Here, stdDev represends the standard deviation for the parameter correction and initial sets the starting value of the parameter before calibration begins. transformation determines how the correction calculated by OpenDA is applied to the parameter. There are three options:

identity: correction is added directly to the current parameter value;
ln: correction is applied in logarithmic space;
set: correction replaces the parameter value.

When roughness values from exchange items that are not included here are disturbed at the initial state of the experiment, OpenDA will not be able to tweak them so they will remain disturbed which will result in odd calibration results.

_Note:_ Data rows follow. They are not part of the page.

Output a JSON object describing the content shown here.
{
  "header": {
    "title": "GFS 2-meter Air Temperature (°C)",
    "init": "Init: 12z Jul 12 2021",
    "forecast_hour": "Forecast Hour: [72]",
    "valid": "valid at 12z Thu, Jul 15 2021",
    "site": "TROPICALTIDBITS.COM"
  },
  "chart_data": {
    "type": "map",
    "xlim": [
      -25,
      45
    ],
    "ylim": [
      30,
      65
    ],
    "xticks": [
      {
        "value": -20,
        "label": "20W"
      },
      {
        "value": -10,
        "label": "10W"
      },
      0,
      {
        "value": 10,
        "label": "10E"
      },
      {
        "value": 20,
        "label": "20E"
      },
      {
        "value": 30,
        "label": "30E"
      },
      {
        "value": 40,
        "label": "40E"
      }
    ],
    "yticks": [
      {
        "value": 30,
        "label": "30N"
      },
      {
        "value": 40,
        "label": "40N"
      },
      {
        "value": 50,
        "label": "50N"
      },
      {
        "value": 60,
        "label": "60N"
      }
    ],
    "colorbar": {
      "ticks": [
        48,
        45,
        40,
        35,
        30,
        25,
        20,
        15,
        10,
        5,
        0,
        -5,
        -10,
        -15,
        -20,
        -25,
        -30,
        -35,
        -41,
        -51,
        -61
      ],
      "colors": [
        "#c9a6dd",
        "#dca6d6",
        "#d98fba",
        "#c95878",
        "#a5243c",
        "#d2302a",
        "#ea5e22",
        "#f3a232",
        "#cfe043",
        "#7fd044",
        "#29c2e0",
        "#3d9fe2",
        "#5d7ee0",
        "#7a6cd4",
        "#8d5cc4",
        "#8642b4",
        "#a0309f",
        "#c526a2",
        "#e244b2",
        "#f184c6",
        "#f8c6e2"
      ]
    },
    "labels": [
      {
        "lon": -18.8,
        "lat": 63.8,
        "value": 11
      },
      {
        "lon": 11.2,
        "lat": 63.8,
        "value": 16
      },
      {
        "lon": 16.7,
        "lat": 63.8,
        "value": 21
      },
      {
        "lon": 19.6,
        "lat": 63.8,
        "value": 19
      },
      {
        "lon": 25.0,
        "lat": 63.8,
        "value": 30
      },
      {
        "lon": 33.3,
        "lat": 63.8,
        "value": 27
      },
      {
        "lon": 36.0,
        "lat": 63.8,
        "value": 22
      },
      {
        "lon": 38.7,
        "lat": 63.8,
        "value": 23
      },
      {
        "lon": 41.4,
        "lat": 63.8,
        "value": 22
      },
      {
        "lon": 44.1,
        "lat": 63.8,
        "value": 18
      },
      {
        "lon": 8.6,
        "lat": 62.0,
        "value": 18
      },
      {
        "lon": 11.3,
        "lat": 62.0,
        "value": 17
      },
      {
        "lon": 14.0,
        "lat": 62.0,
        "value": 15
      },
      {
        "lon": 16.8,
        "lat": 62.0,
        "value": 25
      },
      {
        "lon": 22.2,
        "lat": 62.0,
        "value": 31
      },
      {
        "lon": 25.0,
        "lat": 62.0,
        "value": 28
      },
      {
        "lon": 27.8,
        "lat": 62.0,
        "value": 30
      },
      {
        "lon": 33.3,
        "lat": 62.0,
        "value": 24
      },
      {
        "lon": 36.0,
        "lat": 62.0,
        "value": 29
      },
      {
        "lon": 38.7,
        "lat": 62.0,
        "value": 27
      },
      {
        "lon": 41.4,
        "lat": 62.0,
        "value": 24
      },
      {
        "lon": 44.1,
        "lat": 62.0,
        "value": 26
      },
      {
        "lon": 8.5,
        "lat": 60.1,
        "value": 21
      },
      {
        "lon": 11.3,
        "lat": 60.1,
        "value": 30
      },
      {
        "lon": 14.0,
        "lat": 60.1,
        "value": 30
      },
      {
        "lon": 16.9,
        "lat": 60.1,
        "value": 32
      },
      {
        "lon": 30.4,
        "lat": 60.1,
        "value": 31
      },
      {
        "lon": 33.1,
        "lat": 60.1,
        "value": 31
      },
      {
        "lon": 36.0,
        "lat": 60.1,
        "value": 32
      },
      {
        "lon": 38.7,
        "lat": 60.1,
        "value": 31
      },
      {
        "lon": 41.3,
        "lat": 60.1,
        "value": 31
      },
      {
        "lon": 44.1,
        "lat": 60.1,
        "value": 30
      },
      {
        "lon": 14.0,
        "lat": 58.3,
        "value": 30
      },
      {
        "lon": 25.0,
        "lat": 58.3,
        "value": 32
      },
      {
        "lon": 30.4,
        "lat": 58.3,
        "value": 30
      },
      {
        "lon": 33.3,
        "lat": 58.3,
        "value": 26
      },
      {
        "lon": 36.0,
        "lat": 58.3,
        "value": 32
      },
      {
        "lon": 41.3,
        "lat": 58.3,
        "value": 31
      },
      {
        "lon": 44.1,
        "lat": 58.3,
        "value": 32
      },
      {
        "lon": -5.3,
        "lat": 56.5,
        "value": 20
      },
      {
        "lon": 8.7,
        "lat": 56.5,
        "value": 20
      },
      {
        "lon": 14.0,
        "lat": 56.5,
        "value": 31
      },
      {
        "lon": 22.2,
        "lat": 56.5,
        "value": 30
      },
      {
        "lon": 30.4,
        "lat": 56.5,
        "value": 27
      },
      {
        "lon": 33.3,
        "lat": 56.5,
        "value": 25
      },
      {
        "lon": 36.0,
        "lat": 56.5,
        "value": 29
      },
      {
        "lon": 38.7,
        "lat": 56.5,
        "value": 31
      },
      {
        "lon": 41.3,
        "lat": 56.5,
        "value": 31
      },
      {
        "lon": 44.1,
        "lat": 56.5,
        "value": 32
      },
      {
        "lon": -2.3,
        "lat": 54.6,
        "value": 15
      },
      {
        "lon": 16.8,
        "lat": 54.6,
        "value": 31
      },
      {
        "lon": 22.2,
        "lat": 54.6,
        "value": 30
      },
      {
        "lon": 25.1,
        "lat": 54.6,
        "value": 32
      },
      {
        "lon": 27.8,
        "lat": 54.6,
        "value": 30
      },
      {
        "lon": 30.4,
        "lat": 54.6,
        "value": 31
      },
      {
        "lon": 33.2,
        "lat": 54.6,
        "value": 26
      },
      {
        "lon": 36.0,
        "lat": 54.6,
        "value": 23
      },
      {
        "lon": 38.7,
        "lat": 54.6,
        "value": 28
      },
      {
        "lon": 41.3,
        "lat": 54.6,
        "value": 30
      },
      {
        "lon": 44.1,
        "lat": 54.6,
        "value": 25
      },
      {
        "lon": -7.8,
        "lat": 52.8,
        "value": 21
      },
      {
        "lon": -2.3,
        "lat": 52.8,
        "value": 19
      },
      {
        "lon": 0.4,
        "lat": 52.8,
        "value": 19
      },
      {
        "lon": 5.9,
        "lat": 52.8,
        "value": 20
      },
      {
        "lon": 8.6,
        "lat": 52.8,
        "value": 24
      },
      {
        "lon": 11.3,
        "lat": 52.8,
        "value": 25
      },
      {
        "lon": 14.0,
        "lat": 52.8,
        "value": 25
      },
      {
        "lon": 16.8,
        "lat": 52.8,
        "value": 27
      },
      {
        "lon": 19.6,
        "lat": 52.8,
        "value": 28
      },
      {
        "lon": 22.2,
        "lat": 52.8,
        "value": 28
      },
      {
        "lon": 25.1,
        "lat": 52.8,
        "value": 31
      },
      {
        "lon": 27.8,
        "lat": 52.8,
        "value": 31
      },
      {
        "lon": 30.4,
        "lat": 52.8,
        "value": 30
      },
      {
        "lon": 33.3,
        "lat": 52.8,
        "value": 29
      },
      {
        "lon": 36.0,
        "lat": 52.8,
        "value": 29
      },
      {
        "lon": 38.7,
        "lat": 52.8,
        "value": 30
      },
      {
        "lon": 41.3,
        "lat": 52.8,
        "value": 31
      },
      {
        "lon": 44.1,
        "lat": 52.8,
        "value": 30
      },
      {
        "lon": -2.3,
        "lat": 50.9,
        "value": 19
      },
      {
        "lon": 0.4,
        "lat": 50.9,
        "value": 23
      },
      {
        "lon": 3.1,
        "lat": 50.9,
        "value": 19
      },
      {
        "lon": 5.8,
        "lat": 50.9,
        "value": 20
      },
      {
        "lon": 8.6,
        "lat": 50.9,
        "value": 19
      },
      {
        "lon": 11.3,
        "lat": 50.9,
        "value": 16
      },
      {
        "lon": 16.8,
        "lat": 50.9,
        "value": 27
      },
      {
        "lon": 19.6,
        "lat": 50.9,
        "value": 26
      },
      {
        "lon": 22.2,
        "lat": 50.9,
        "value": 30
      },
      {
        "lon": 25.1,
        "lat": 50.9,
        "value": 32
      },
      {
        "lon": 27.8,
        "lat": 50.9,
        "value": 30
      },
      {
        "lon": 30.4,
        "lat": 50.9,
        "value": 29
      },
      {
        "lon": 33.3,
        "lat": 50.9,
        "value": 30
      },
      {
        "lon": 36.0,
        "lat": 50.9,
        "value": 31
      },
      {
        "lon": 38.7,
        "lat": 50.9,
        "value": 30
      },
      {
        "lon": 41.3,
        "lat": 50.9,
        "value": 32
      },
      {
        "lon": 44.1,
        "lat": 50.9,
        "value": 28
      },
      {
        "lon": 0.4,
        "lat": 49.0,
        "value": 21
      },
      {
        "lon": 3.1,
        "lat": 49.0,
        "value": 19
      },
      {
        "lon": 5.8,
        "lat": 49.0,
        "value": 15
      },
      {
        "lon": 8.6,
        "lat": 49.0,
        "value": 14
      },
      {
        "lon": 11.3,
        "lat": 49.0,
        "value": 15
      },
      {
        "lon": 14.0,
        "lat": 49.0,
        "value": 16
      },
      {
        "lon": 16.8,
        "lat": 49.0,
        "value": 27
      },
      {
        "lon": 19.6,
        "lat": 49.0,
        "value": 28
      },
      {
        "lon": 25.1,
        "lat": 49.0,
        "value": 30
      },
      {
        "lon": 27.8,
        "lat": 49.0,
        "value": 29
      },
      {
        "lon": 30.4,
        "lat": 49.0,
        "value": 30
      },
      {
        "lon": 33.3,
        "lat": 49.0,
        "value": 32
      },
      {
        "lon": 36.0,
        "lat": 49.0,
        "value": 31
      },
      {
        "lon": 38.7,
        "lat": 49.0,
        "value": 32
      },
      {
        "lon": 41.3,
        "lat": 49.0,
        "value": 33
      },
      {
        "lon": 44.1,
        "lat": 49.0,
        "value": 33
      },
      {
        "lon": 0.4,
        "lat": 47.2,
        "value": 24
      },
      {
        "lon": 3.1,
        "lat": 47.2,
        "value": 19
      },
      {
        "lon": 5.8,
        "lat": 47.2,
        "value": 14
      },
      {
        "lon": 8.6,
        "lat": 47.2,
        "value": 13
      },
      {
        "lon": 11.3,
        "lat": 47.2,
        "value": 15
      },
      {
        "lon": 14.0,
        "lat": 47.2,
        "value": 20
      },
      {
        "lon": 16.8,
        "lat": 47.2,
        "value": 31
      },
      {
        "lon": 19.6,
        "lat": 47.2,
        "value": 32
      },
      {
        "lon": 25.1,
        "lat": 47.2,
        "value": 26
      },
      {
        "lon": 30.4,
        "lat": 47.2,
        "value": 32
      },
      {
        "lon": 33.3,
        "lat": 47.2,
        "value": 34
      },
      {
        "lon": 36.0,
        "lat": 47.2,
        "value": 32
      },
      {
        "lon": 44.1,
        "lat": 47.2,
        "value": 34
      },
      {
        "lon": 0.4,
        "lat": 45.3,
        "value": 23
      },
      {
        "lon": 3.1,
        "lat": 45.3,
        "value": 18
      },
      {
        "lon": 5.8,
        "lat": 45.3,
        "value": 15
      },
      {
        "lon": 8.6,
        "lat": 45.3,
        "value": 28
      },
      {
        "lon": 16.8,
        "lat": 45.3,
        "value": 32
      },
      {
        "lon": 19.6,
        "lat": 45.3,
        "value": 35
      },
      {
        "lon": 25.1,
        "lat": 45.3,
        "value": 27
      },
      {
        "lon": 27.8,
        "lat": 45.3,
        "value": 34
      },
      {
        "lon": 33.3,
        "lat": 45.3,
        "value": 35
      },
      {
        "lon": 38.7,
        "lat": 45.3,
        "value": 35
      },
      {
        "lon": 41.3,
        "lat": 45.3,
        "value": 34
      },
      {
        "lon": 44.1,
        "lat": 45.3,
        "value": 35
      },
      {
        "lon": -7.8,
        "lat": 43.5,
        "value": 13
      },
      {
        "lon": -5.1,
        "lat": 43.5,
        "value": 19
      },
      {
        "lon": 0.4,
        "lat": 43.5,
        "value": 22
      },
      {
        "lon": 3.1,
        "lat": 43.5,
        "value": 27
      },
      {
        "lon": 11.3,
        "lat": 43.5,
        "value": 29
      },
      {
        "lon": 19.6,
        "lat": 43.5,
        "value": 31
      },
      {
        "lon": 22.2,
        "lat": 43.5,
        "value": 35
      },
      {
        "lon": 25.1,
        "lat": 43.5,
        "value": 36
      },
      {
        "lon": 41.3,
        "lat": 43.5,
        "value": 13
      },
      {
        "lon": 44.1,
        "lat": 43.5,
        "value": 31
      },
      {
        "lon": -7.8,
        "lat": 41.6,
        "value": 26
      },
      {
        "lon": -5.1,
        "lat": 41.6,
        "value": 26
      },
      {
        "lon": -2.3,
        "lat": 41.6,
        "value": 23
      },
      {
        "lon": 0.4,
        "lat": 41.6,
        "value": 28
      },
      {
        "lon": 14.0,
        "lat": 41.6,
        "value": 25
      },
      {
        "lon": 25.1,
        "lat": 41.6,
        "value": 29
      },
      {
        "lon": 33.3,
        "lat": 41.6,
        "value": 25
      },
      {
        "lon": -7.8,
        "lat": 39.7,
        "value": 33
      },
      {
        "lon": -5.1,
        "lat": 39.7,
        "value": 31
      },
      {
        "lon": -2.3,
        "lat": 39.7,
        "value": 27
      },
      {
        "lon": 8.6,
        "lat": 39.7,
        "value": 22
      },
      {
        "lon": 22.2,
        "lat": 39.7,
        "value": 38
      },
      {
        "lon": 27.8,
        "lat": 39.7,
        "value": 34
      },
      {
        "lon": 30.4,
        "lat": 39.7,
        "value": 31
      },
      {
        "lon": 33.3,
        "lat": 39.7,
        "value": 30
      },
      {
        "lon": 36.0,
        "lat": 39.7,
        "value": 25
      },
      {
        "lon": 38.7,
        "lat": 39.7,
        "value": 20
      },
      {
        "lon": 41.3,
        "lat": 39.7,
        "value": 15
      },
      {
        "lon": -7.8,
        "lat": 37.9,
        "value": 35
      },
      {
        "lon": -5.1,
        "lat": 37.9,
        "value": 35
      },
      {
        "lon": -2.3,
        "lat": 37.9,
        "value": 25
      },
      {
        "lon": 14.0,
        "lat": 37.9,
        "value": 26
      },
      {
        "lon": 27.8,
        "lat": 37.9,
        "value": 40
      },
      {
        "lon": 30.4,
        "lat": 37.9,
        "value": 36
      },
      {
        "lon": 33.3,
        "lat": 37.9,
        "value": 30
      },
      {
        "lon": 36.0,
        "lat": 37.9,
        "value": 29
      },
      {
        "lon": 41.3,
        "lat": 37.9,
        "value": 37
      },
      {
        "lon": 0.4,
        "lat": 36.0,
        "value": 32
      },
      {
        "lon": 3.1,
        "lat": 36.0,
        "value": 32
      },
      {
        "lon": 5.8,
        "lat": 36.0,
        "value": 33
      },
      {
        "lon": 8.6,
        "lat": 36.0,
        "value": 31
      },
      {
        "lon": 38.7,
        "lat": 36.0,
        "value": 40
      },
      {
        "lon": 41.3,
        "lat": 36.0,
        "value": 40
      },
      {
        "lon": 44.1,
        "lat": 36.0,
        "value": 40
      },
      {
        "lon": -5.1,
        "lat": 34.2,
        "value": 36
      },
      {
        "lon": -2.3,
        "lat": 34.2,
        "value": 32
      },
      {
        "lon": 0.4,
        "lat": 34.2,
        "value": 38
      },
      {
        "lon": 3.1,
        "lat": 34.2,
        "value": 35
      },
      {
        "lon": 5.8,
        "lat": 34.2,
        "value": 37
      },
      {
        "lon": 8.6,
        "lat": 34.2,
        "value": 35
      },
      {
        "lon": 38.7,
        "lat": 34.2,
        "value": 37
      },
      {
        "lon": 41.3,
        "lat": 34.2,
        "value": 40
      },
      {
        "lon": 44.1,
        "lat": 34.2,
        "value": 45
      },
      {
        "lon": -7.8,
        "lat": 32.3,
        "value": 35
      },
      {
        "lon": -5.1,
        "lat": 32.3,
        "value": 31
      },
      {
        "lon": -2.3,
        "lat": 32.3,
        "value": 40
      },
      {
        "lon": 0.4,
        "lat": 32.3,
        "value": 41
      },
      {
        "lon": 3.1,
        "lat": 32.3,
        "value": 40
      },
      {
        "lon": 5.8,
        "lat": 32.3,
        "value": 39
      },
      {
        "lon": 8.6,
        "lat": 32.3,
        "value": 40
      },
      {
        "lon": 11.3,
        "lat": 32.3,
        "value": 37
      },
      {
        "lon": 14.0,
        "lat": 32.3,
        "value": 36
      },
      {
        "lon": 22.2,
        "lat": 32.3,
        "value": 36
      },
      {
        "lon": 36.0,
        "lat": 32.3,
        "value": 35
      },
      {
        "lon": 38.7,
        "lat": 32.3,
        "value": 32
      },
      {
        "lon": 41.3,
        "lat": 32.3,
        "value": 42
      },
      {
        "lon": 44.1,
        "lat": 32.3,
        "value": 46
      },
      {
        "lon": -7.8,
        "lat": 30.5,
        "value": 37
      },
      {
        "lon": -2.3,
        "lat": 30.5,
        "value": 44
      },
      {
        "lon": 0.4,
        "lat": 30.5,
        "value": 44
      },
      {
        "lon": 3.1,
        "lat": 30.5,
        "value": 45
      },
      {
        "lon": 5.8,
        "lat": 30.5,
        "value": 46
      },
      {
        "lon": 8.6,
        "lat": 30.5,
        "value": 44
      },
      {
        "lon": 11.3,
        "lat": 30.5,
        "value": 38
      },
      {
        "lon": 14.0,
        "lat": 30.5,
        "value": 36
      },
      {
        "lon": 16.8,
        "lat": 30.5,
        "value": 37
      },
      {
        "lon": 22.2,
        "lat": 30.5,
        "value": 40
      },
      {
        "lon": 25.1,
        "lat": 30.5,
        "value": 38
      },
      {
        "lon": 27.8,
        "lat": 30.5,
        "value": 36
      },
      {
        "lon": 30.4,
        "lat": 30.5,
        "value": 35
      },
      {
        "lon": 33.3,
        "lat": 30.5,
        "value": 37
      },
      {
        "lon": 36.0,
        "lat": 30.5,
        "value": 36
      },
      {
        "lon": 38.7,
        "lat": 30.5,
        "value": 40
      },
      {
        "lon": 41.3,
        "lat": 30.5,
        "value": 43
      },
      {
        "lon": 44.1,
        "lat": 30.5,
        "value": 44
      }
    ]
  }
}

Comparing measurements with model values

The observation points are used to compare measured values with values from the model. This comparison is specified by the <predictor> element in bbStochModelConfig.xml, where the id of the vector element refers to the measurements and the sourceVectorId to the model values at the location of the observation points:

<predictor>
      <vector id="BM1_11_00.water_level" sourceVectorId="Chooz.Water Level"/>
      <vector id="BM1_12_2020.water_level" sourceVectorId="Obs12A.Water Level"/>
      <vector id="BM1_12_20800.water_level" sourceVectorId="Obs12B.Water Level"/>
      <vector id="BM1_13_30325.water_level" sourceVectorId="Huy.Water Level"/>
      <vector id="BM1_13_35400.water_level" sourceVectorId="Obs13B.Water Level"/>
      <vector id="BM1_14_00.water_level" sourceVectorId="BM1_14_0.Water Level"/>
      <vector id="BM1_15_10.water_level" sourceVectorId="Obs15.Water Level"/>
      <vector id="BM1_17_00.water_level" sourceVectorId="BM1_17_0.Water Level"/>
</predictor>